Americans don’t get much positive feedback about our role in the world these days. It seems we’re always stepping into it, wasting our time or being made fools of. There are places in the world however, where what we stand for is appreciated, even treasured.
On our trip to the Czech Republic we took a tour of the Museum of Communism in Prague. Our guide, Jana, grew up under communism and was a 21year old student when she joined the Velvet Revolution in 1989, helping overthrow the communist government.
The museum is very small but it tells a profound story. It was shocking to see the number of interrogation centers, labor camps and prisons in such a small country. It is fitting that communism be relegated a museum and safely out of people’s lives.
We learned about Jan Palach, the student who self-immolated himself in protest of the Soviet occupation in 1969. Later that year, the year of Woodstock for America’s youth, two more Czech students followed his example. Oh, the price of freedom.

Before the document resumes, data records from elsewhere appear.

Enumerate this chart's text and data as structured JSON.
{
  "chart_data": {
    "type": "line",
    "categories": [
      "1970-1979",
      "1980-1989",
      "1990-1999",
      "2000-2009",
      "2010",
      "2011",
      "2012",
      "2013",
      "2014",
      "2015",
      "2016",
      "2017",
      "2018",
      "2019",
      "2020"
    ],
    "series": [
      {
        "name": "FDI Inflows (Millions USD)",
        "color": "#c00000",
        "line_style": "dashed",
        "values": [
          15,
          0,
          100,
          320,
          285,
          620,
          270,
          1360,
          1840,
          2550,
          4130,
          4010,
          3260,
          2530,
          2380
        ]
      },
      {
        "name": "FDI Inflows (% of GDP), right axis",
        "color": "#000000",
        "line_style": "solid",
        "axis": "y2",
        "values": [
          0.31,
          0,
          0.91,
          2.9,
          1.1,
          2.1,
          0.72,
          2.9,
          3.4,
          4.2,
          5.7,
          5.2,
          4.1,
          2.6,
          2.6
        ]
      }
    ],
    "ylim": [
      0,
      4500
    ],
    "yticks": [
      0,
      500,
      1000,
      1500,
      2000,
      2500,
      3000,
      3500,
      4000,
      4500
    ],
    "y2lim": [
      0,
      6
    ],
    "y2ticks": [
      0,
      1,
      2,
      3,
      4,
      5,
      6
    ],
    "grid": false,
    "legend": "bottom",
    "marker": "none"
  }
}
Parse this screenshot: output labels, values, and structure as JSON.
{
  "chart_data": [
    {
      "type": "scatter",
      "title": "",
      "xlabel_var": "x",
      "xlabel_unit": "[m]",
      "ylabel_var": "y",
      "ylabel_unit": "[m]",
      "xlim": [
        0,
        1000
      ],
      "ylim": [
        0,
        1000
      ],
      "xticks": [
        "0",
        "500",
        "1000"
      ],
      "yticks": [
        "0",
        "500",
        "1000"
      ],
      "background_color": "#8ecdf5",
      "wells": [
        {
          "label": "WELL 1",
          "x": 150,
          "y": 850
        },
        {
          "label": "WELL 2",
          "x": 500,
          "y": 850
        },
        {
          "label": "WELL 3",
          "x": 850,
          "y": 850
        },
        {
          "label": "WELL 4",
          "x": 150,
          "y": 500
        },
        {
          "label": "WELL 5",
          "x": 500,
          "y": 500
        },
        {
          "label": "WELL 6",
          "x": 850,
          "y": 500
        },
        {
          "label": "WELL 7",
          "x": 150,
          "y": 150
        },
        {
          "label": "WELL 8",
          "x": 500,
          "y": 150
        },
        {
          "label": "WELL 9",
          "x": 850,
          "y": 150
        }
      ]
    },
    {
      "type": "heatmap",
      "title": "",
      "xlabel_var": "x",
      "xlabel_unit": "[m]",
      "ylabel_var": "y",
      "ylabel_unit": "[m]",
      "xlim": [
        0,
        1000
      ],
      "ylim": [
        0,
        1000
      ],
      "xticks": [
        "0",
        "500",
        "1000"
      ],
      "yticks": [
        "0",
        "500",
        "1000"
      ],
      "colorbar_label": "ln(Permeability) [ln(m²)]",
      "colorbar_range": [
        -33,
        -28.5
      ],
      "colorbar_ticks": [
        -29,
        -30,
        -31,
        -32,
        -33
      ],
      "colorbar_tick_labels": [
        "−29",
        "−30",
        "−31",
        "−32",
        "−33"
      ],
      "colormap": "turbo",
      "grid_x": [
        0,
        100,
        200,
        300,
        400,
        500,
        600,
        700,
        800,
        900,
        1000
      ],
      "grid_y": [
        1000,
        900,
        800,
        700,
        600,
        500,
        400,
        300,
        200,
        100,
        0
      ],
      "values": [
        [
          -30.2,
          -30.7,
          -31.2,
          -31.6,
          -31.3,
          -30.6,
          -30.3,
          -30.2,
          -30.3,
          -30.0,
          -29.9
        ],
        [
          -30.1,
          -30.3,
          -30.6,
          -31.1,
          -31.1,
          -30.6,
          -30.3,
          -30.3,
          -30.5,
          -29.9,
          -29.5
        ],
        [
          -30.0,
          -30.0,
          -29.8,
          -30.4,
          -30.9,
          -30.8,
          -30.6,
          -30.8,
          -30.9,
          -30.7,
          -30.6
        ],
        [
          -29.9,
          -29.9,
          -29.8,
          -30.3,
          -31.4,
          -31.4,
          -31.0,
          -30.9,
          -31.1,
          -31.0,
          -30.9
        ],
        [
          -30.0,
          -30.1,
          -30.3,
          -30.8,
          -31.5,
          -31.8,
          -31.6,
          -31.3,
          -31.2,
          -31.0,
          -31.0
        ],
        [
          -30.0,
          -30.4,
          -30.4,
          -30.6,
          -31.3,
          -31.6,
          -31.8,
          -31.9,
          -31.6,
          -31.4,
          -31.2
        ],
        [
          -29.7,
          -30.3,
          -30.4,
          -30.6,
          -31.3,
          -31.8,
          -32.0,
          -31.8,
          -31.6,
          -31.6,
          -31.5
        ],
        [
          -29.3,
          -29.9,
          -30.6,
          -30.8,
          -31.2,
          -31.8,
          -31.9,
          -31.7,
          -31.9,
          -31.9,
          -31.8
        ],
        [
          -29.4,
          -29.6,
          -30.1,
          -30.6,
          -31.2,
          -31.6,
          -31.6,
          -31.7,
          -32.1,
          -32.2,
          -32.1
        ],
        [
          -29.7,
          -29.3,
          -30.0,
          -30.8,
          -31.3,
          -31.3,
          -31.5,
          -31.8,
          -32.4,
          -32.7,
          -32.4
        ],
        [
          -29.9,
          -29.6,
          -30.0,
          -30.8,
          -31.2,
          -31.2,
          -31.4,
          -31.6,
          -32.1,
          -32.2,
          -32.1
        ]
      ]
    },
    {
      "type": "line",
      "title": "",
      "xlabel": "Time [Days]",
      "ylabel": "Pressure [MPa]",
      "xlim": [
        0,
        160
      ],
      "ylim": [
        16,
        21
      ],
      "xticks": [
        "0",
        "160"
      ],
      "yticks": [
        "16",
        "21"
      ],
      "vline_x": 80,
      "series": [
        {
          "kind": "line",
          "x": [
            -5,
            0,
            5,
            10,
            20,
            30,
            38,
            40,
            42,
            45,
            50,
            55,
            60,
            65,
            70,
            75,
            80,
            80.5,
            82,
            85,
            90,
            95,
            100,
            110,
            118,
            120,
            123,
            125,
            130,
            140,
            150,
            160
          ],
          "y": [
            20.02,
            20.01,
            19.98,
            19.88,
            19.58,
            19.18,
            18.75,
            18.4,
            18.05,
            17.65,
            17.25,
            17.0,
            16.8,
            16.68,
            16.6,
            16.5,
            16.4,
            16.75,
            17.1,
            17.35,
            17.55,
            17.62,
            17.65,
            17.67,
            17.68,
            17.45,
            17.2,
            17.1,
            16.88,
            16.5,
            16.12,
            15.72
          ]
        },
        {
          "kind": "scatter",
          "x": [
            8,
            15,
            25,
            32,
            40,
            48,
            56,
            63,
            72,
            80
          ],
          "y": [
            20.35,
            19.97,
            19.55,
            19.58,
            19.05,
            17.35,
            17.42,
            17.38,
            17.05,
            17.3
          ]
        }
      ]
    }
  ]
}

The last exhibit tells the story of President George H. W. Bush’s visit on the first anniversary of the Velvet Revolution in 1990. Over 100,000 Czechs stood in Wenceslas Square and heard President Bush promise that America would never, ever leave the Czech people.
The picture illustrated on the exhibit however, isn’t of the President. It is the picture of a Czech couple, each listening intently, she holding an American flag to her chest.
Then we left the museum by stepping through an original section of the Berlin Wall and walking out into free Prague.
America has faced and stood up to the likes of Islamic extremists, Iran and Putin before. Our stands didn’t always go well and we didn’t always make the right decisions. Freedom however, demands that someone stand up to tyranny, no matter what its guise. If not us, I ask myself, then who?
We are going on to Budapest. Our hotel will be just a few blocks from the statue the people of Hungry built of President Ronald Reagan in 2013. It was a tribute in gratitude for his role in helping free them from communism and the Soviet Union. We’re going to visit it and enjoy being with the free people of Hungry for a few days. Then we’ll head back to our home, in America.